A New Lens: Afrikan Ways of Knowing in the Amerikkkan Classroom

In Commentary, Opinion by Bahji Steele

There’s a peculiar kind of tension that settles in your chest when you sit in a room built to inspire ambition—but only for those who were always meant to succeed.

This quarter, I enrolled in my first class toward the entrepreneurship minor with the UCLA Anderson School of Management. As a humanities student, I carry the quiet burden of that ever-present whisper: make yourself marketable, do something that pays, there are no guarantees. It’s a whisper that’s easy to ignore—until the rent is due.

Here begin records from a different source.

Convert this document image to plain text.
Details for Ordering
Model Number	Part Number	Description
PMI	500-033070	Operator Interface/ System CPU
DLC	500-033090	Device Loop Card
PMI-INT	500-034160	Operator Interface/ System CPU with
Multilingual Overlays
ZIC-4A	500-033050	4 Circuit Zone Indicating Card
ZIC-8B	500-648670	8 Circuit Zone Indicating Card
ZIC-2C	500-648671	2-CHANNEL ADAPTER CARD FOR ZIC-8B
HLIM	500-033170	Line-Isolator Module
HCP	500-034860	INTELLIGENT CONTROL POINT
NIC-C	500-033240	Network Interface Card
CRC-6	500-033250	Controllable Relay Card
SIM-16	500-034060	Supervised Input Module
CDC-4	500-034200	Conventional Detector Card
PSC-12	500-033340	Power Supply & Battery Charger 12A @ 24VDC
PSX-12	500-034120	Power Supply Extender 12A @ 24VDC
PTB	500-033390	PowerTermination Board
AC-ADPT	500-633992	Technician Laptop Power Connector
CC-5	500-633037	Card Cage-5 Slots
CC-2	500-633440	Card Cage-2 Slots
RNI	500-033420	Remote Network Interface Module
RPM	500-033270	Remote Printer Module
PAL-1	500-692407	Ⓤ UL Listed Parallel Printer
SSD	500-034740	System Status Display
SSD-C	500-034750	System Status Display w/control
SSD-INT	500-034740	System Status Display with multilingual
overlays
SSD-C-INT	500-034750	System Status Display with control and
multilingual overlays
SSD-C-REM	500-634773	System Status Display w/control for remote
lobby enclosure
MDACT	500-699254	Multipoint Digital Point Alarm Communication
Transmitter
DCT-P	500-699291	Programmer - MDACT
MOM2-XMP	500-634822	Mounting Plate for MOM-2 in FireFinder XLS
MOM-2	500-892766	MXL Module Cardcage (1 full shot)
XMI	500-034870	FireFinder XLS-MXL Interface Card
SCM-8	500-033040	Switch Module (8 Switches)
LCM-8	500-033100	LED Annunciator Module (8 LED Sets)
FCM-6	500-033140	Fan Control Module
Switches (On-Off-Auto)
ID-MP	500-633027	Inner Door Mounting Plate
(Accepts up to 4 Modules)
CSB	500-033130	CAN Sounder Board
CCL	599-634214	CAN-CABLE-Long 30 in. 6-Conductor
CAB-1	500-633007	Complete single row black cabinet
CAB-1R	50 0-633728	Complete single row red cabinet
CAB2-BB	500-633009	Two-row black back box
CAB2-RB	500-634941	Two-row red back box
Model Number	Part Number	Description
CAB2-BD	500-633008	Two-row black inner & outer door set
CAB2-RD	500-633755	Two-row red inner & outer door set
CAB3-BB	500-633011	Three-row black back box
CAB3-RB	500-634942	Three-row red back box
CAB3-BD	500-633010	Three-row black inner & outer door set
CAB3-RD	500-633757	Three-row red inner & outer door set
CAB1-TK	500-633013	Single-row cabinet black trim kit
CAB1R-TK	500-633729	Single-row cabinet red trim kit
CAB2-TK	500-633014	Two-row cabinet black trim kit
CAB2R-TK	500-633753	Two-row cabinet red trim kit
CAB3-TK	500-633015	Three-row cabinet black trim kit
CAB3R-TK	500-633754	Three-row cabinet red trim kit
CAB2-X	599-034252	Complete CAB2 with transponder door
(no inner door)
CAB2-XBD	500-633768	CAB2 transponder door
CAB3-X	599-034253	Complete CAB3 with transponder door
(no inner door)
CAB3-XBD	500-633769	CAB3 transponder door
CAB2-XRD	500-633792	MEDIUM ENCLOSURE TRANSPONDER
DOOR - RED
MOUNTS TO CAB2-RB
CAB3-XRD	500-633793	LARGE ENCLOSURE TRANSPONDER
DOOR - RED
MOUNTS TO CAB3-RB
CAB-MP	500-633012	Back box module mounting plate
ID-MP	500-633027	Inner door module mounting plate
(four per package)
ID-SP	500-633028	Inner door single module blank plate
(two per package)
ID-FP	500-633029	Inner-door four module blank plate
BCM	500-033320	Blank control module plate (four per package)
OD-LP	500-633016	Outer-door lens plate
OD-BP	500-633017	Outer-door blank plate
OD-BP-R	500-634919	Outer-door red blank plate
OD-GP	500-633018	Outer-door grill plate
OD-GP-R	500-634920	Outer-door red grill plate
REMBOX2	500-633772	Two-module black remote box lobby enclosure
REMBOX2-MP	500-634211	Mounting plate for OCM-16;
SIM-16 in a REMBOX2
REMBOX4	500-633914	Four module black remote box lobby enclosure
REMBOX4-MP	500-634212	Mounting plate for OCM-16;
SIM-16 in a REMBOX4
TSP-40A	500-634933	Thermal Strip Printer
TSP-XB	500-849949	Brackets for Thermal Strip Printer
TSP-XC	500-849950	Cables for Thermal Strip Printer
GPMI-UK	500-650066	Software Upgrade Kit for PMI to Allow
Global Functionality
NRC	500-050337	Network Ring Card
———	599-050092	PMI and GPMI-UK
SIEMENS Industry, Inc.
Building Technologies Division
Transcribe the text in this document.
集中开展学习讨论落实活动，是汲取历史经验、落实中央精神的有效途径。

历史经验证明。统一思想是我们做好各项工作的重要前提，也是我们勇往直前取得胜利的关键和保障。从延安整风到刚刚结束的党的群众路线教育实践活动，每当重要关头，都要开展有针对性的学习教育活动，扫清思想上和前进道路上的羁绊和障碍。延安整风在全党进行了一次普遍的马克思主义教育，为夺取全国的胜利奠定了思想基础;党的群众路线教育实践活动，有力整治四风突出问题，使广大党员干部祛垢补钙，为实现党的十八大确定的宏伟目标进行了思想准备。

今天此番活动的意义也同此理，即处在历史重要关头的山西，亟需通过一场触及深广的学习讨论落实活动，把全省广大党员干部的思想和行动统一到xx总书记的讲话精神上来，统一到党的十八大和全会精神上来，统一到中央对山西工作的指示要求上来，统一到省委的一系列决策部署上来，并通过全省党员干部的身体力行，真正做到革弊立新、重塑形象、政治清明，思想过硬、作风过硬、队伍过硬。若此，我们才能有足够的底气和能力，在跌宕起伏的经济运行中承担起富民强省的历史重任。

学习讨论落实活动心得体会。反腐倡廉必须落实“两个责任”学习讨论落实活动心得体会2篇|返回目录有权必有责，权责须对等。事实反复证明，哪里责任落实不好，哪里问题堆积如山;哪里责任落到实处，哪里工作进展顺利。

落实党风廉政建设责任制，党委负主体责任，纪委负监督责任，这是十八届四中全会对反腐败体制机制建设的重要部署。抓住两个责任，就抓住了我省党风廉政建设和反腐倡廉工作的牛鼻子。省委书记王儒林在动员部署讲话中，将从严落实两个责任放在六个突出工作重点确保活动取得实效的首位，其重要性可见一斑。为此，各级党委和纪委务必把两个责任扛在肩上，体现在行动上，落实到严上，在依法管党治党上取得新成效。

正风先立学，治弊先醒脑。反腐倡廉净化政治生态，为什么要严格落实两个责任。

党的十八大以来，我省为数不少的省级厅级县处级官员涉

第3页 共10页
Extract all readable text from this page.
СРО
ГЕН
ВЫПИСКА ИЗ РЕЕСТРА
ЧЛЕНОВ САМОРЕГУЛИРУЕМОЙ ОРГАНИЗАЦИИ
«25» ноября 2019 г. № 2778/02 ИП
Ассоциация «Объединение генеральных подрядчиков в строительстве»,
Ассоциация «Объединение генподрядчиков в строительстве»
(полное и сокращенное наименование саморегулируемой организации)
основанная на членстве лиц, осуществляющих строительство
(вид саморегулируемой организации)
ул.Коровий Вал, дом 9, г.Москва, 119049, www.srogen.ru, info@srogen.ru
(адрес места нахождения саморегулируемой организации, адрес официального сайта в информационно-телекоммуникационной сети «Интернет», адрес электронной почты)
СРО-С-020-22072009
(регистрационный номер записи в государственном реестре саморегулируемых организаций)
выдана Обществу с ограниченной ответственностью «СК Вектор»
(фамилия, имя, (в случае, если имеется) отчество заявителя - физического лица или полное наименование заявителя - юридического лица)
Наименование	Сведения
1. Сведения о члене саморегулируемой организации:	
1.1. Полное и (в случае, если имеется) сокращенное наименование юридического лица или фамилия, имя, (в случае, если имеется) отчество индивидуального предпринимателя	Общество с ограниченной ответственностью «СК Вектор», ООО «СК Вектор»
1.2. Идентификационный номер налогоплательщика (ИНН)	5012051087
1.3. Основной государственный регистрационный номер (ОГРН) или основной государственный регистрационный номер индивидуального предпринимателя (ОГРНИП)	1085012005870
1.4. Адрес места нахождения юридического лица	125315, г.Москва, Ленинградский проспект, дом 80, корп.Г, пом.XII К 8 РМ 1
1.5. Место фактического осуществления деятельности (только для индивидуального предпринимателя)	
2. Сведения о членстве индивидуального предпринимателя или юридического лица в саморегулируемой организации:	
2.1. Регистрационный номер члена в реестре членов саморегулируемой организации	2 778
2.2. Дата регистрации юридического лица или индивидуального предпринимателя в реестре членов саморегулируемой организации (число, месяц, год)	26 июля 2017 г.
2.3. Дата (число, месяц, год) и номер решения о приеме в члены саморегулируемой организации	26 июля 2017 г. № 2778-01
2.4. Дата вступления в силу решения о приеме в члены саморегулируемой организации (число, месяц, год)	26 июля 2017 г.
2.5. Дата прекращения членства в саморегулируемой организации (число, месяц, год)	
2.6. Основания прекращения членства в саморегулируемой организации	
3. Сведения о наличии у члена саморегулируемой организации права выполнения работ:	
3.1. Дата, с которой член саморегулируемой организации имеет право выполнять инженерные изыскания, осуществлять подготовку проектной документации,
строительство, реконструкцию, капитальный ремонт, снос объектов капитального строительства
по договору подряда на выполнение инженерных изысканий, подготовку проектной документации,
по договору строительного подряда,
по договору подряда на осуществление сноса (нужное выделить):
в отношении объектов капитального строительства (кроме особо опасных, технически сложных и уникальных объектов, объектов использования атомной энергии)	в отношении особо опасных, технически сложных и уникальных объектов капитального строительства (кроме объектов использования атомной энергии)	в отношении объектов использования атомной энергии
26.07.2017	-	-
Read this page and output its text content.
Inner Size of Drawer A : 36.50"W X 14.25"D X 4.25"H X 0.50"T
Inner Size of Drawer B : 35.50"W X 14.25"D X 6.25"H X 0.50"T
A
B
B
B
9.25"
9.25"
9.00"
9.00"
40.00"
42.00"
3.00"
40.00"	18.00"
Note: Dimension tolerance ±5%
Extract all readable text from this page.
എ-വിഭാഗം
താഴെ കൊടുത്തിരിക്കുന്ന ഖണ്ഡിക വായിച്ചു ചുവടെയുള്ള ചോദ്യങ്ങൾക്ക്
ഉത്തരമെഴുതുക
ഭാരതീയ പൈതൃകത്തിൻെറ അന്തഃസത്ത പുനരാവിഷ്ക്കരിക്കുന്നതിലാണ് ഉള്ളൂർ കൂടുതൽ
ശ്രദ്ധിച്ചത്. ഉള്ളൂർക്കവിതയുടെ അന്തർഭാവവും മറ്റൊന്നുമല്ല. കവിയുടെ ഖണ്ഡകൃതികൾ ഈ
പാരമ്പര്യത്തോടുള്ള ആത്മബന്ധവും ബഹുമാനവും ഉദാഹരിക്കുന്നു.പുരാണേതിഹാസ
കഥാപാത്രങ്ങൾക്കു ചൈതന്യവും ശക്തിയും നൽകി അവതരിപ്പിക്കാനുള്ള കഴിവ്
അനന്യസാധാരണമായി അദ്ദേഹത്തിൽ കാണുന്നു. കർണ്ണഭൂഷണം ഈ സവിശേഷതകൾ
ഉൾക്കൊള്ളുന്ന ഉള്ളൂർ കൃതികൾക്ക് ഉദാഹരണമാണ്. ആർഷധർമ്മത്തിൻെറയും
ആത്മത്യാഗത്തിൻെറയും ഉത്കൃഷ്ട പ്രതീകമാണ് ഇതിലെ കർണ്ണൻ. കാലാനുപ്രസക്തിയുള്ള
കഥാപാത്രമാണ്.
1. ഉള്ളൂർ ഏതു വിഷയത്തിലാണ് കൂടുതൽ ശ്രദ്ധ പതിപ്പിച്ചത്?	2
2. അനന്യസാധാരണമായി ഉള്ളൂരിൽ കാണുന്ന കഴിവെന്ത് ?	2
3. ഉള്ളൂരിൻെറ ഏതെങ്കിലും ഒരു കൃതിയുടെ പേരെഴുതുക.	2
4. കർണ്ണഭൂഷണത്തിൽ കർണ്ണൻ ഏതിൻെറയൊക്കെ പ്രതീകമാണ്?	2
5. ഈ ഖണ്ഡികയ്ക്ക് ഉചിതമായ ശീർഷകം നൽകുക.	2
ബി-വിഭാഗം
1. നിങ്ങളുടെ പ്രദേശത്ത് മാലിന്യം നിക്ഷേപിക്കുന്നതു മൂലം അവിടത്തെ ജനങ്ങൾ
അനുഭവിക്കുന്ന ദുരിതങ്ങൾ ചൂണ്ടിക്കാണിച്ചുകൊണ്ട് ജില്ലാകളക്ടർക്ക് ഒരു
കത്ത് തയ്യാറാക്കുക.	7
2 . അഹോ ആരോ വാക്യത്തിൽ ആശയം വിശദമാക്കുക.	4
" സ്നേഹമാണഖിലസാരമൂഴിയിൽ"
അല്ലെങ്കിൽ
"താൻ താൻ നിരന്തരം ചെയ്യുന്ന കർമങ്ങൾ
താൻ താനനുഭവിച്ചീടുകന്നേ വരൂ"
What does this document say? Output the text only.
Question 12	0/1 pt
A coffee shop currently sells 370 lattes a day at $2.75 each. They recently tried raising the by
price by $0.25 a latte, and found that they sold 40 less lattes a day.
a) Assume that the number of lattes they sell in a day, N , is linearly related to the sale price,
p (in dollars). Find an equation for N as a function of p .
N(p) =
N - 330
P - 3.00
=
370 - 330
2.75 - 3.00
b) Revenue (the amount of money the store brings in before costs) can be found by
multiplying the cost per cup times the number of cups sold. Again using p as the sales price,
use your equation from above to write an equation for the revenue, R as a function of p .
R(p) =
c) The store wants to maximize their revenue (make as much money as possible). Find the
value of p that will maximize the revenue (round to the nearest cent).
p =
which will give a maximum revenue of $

So I sit there—back straight, face blank—as the professor extols the genius of the McDonald’s franchise model. He calls it beautiful. Efficient. Replicable. I grit my teeth as his guest speaker casually diminishes the value of manual labor: “None of the people in this room will have to work blue collar jobs.” Meanwhile, my mind is caught in protest. My Public Affairs training is screaming. I see not beauty but bureaucracy; not genius but the logic of a machine designed to turn people into parts and land into profit.

The professor chuckles at his own misogynistic jokes, flaunting the kind of self-satisfaction only a man rewarded by capitalism can afford. He speaks like someone who has never had to question his place in the world—only how to expand it. And I’m told this is the path to security. He had a home in the Palisades—had, because it burned down. But the system that built it still stands.

This is the contradiction I’m forced to hold. I want stability, yes. But I also want dignity. I want to create, to redistribute, to dream—without becoming the thing I oppose. I want to be of use to others without assuming I know what they need. And so, in this article, I turn away from the empire and toward the village—from franchised ambition to ancestral wisdom. I look to Indigenous Afrikan governance structures to imagine what entrepreneurship could mean if it wasn’t built on extraction, but on reciprocity.

The Kenyan ethic of harambee—“all pull together”—offers a sharp contrast to Western business ideals rooted in individualism and profit. Instead of celebrating competition and personal gain, harambee prioritizes collective responsibility and mutual aid. Success is measured not by wealth accumulation, but by how well a community thrives together. Applied to Western entrepreneurship, this philosophy challenges the myth of the self-made founder and urges a shift toward businesses that are relational, redistributive, and rooted in care.